Post Incident Report (2022-11-23)

Summary

On 22nd November 2022, at approximately 4pm AEST (3am UTC), Vivi’s engineering team deployed a change to one of our backend services to address an issue related to SSL certificate management. This service is responsible for provisioning the SSL certificates that allow for secure communication with Vivi boxes. This was expected to have no customer-facing side effects.

Initial testing showed that the change had been deployed successfully, and that communication between the Vivi app and Vivi boxes was unaffected.

Approximately 10 hours later, it became apparent to Vivi’s support team that some customers were experiencing issues connecting to Vivi boxes using the Vivi web app. Some customers were also reporting issues updating boxes on Vivi Central (via the Device Configuration page). Both scenarios rely on SSL certificates for secure communication.

Resolution

On 23rd November 2022, at 7am AEST (4pm 22nd November UTC), Vivi’s engineering team was made aware of the issue and implemented a fix that would be rolled out over the next few hours. We advised customers who needed an immediate resolution for the issue to reboot their Vivi boxes.

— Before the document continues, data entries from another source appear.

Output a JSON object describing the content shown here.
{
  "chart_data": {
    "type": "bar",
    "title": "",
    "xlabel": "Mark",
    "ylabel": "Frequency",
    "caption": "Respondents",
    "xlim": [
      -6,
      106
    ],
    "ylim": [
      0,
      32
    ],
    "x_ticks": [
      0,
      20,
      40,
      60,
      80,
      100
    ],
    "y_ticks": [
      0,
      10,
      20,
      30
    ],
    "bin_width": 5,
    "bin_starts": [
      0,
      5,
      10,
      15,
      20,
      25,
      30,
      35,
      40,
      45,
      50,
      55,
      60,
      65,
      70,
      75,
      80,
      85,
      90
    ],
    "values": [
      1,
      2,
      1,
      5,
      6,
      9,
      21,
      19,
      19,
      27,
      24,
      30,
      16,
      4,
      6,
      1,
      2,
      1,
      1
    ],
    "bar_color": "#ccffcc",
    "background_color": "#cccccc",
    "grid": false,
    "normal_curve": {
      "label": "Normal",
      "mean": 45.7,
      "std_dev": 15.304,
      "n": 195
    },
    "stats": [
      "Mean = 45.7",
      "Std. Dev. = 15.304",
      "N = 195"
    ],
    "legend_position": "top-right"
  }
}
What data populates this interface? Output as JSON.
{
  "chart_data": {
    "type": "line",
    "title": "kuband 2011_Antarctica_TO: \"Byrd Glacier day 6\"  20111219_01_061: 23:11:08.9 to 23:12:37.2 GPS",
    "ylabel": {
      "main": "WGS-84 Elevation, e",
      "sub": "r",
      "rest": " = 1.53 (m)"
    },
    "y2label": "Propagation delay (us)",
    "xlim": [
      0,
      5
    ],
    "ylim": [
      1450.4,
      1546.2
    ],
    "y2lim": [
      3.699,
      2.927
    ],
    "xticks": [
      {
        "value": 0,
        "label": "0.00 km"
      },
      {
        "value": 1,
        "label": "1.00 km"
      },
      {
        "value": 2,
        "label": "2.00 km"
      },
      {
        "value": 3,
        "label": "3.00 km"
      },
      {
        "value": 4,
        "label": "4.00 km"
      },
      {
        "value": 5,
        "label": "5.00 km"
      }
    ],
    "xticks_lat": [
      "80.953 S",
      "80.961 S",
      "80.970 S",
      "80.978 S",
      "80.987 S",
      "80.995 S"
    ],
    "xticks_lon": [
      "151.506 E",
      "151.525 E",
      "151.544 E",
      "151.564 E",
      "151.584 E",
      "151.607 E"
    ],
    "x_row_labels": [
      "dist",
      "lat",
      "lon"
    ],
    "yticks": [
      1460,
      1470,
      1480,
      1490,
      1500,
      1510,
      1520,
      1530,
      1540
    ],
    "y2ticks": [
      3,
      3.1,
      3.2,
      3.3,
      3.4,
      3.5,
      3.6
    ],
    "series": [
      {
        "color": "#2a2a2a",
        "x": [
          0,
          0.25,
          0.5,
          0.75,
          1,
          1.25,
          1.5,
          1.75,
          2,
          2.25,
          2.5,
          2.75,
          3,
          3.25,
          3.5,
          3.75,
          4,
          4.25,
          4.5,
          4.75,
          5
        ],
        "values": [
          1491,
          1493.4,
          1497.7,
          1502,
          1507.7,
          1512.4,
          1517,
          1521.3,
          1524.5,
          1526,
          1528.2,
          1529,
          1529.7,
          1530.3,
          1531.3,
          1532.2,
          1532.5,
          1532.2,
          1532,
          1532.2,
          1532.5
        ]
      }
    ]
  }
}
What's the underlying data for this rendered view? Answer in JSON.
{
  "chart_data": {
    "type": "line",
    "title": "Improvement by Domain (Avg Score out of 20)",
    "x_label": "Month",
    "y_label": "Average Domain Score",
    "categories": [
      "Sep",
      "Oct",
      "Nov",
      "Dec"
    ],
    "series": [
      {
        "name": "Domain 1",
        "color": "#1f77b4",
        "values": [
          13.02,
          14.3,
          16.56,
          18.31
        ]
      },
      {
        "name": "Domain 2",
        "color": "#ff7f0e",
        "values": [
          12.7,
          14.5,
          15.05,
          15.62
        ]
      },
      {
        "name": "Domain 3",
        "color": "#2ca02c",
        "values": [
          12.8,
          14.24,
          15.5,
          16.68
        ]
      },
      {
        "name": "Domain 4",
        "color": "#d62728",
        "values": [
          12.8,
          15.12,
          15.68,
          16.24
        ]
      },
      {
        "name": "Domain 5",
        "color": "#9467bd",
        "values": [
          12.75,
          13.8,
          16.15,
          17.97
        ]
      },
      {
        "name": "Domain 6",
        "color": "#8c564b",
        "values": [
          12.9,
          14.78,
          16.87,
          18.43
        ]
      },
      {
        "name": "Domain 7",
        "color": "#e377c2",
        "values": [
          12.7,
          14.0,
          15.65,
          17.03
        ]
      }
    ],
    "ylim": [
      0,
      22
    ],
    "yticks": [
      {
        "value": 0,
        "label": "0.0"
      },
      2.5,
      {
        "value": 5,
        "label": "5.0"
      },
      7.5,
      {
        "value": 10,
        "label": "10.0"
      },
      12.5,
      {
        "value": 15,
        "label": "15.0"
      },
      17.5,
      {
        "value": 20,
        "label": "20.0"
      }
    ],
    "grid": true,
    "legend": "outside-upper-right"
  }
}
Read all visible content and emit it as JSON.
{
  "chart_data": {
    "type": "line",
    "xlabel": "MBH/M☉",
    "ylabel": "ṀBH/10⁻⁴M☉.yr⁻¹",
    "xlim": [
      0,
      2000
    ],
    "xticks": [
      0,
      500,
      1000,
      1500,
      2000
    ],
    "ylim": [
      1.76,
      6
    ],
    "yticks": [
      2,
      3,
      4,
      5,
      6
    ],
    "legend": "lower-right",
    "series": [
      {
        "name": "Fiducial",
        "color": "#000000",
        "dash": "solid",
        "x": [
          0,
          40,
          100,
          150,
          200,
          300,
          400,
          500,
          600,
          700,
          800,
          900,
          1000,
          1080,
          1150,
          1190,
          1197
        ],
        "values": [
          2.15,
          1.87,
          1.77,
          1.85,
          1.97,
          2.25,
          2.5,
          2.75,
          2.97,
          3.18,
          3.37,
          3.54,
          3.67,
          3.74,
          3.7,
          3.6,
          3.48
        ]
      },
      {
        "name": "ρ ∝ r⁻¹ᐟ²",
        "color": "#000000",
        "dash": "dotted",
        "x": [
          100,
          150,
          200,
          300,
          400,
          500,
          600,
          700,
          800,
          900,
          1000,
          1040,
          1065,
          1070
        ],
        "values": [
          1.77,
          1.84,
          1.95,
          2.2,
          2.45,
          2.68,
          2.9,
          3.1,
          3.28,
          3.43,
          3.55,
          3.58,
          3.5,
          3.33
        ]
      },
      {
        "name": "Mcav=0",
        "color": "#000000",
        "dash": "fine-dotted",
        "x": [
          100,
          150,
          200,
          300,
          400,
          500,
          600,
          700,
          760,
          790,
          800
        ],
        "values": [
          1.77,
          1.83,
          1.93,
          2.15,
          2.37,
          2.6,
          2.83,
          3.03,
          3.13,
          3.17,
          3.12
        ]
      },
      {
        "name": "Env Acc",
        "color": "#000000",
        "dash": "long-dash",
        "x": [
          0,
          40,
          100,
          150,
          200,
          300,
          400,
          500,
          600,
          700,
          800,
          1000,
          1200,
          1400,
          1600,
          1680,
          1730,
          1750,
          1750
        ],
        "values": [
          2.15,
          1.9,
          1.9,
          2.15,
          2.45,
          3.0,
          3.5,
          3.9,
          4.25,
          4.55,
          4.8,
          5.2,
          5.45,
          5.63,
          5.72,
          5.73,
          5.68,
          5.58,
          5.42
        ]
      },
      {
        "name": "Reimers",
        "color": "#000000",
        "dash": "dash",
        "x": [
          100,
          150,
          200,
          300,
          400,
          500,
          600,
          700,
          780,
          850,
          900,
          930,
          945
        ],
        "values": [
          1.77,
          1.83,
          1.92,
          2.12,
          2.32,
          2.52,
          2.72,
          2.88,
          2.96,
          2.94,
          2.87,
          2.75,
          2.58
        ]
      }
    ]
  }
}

Vivi’s engineering and support teams have identified several process and infrastructure improvements that will prevent similar outages from occurring in the future.

Affected Users

Following resolution, we were able to determine that the outage could only have affected users of the Vivi web app (approximately 4100 users), and IT administrators trying to configure/update Vivi boxes using Google Chrome or Microsoft Edge. We estimate that only 15% of Vivi web app users (600 users) were active during the outage window.

Timeline

All times below are in AEST.

22nd November 2022

4.00pm: Vivi Engineering team deploys fix for on-going certificate management issue, intended to prevent an anticipated future failure.
4.30pm: Initial testing in our staging environment showed that Vivi box communication was not affected by the change.
5.00pm: Further fixes deferred to the following day.

23rd November 2022

12:00am: At approximately this time, Vivi boxes would begin to sync their configuration with Vivi’s backend servers, causing them to be updated with an expired SSL certificate. Around this time, we received the first report of a customer being unable to connect to rooms using the Vivi web app.
3.15pm: Vivi’s support team notice that several incidents are being raised reporting the same problem, and other customers report issues with device updates/configuration via Vivi Central on Google Chrome.
7.00am: Vivi’s engineering team becomes aware of this as a wide-spread issue, and implements a fix. Vivi boxes are instructed to sync their configuration over the course of the next several hours.
10.00am: Configuration sync process is completed.

Root Cause Analysis

A root cause analysis identified two key issues that led to this outage:

  1. Testing process. Coupled with differences between our staging and production environments, this led to Vivi’s engineering team being unaware of the issue. Our change management process did not account for these risks.

  2. Escalation process. Vivi does not have a formalised out-of-hours (AEST) level 3 (Vivi engineering team) escalation process to cater for multi-region outages.

Corrective and Preventative Measures

Over the coming weeks, we will be implementing a number of changes to our infrastructure and internal processes to prevent this kind of outage from occurring again.

Testing process

  • Vivi’s engineering team will invest in the development of virtualised box testing infrastructure and synthetic transactions that will rapidly identify issues that could led to Vivi box connection failures. We will make changes to our backend services to make them more resilient to failure.

  • We will review our change management processes, so that we account for risks that can lead to similar outages, and rapidly identify the cause of outages.

Escalation process

  • Vivi’s support and engineering teams will review existing documentation and processes, as they pertain to potential outages. We will ensure that Vivi’s support team has the capability to rapidly escalate issues that are identified as potential outages.

Crisis management

  • Vivi will implement a global crisis management process to enable formal communications with our customers if an outage occurs.